General Methods and Updates
The IQWiG’s General Methods serve as the foundation for the institute’s work, ensuring transparency and consistency of assessments. The General Methods are regularly updated to adapt to the evolving healthcare landscape and scientific standards as well as IQWiG’s expanding legal obligations. In September 2023, IQWiG released version 7.0 of its General Methods, reflecting the latest changes, additions, and improvements.
Revisions based on the Stakeholder Input
IQWiG is committed to transparency and continuous improvement. In December 2022, the institute presented the draft for General Methods version 7.0 and invited feedback from stakeholders. Following this, IQWiG received 38 statements, leading to a discussion with respondents in March 2023, where open questions were addressed and clarified. As a result of this opinion process, IQWiG reworded and provided additional explanations in several areas of the document, enhancing the clarity and comprehensibility of the methods.

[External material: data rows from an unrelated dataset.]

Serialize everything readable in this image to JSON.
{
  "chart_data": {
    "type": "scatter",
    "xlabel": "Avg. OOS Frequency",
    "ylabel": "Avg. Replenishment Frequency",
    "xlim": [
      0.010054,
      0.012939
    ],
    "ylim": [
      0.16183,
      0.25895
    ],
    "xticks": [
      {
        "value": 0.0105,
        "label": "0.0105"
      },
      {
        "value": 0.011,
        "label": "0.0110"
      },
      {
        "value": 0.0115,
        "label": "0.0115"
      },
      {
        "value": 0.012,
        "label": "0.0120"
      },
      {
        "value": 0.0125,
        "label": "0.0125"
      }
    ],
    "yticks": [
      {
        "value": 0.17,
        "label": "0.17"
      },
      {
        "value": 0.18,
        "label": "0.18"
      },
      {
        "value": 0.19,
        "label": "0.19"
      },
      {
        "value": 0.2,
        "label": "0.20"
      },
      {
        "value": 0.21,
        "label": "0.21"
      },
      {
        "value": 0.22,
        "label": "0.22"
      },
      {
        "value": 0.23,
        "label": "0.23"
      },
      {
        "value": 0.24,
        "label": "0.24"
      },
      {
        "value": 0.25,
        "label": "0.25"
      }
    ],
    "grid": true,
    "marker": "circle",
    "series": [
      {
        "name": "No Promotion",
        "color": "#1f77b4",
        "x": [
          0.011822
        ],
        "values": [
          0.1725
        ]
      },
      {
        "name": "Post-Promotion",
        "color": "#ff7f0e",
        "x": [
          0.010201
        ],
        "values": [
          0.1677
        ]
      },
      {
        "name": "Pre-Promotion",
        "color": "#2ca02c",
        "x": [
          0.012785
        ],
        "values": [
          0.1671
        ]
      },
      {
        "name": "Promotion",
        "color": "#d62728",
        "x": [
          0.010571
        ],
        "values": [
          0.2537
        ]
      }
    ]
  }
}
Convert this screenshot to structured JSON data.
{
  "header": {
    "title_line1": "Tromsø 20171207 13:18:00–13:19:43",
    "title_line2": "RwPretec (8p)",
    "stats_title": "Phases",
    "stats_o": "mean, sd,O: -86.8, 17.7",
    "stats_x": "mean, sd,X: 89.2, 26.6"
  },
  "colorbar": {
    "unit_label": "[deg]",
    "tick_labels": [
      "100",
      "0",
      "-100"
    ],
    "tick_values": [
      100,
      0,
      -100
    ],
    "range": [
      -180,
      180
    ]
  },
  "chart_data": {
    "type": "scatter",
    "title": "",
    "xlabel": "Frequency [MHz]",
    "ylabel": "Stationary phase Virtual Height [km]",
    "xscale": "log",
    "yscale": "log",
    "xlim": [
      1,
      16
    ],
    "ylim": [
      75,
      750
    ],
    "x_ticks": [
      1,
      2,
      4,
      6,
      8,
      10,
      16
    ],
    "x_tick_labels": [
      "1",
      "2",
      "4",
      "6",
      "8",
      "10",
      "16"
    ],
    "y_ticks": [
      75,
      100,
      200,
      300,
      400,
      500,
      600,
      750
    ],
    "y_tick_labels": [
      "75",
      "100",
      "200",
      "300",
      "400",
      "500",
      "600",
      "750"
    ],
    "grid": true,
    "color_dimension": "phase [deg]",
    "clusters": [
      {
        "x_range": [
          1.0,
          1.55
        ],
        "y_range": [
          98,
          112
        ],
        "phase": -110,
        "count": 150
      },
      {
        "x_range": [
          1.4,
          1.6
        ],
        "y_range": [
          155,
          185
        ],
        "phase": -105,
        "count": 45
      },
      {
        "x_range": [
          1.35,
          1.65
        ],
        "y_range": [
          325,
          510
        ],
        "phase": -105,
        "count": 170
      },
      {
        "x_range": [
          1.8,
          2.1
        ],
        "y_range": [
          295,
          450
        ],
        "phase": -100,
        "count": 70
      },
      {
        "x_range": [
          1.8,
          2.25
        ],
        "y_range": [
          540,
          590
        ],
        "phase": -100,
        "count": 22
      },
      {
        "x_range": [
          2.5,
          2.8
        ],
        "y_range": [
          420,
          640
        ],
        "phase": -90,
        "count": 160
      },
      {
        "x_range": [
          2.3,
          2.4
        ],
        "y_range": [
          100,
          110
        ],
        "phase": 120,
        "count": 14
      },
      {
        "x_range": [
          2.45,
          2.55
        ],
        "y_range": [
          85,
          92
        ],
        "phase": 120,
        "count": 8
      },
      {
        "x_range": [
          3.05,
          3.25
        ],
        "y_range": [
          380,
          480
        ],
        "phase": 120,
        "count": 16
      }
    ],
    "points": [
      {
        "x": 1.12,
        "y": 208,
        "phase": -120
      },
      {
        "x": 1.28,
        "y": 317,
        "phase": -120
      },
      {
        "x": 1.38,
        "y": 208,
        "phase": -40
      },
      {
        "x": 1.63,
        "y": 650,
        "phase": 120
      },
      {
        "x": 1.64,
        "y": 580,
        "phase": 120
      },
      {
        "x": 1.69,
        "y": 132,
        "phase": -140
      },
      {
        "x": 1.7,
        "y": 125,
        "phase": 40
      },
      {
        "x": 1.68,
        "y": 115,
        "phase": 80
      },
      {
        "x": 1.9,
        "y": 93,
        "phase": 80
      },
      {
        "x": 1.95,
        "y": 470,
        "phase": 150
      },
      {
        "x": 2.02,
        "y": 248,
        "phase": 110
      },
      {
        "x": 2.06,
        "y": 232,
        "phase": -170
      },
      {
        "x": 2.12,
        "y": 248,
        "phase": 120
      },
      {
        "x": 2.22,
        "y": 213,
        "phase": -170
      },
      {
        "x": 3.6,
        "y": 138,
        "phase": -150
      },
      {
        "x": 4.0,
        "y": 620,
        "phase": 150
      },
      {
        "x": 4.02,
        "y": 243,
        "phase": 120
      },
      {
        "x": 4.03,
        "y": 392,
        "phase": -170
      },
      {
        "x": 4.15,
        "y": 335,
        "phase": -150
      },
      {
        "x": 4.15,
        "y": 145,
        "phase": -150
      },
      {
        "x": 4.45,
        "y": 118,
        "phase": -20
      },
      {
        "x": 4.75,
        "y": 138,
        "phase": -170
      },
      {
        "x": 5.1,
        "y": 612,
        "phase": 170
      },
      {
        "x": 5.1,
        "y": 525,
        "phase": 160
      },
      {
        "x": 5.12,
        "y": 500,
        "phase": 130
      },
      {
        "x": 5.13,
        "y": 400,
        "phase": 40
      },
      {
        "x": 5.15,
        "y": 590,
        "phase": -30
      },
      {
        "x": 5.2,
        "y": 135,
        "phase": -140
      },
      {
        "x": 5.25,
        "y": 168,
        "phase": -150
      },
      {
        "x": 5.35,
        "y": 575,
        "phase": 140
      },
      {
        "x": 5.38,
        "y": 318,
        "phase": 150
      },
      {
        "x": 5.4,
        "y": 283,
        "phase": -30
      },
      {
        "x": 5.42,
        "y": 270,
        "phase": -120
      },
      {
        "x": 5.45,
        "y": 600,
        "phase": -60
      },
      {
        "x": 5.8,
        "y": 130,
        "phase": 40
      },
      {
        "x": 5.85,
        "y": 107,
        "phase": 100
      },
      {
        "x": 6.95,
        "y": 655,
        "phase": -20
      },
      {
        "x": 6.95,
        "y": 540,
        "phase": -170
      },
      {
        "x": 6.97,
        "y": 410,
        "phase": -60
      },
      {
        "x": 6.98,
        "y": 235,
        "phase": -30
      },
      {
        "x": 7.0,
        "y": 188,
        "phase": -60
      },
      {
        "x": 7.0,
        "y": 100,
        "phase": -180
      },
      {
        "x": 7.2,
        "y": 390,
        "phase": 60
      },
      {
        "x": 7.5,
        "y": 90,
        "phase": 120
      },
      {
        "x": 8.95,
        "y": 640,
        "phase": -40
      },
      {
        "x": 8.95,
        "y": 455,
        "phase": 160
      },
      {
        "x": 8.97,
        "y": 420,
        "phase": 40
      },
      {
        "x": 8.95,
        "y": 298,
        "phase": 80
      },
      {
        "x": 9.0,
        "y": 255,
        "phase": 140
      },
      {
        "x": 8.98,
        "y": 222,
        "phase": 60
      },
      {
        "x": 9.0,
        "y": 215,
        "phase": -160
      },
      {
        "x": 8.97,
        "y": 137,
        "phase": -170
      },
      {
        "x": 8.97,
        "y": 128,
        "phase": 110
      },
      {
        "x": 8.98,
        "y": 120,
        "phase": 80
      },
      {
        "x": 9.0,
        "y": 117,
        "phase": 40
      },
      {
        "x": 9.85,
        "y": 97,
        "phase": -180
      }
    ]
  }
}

Revision of the Cost-Benefit Assessment
One significant update in version 7.0 of the General Methods is the complete revision of Chapter 4, which discusses the cost-benefit assessment of medical interventions. This revision also led to the overhaul of the overarching section 1.4 on health economics. The cost-benefit assessment now has a more streamlined and less complex methodology, aimed at simplifying these cost-benefit assessments.
Since 2011, the cost-benefit assessment can be used to guide the pricing of new drugs, primarily when early benefit assessments under the “Arzneimittel-Neuordnungsgesetz” (AMNOG) have been completed, but the subsequent negotiations between health insurance companies and manufacturers have failed.
However, due to the complexity of the previous methodology, such an assessment has never been initiated. In response to this, IQWiG now has adjusted its methodological approach to make cost-benefit assessments less intricate. Key changes affect the considered therapy options and IQWiG’s price recommendations. Previously, it was required to consider all therapy options within the indication area, but now fewer comparator therapies can be included. Moreover, IQWiG is no longer deriving a price recommendation and instead presents an incremental cost-benefit ratio over the comparative therapy.
Integration of RWE framework into the General Methods
In response to the evolving landscape of healthcare, since 2020, the German Federal Joint Committee (G-BA) can request AbD. This AbD (“anwendungsbegleitende Datenerhebung”), which roughly translates to data collection alongside use in clinical practice, aims to enhance G-BA’s decision-making, as a crucial complement to traditional clinical trial data, for drugs that received regulatory approval under special statuses, primarily drugs designed to treat rare diseases (orphan drugs).
The G-BA can commission IQWiG to create an AbD concept, describing the methodological requirements for data collection and reviewing suitable registries within the indication area.
Thus, IQWiG now has introduced a new methodological framework for generating these additional data.
The “AbD concept” and “Review of indication registries” are now included alongside the AMNOG dossier assessments in Chapter 2 of the General Methods Version 7.0.
Conclusion
The IQWiG plays a crucial role in promoting evidence-based healthcare decisions in Germany. The recent updates to its General Methods reflect IQWiG’s commitment to adapt to the changing landscape of healthcare and provide transparent, reliable, and up-to-date requirements. I’m looking forward to seeing whether cost-benefit-assessments will become a reality in Germany in the future, and how the G-BA will use RWE in its early benefit assessments.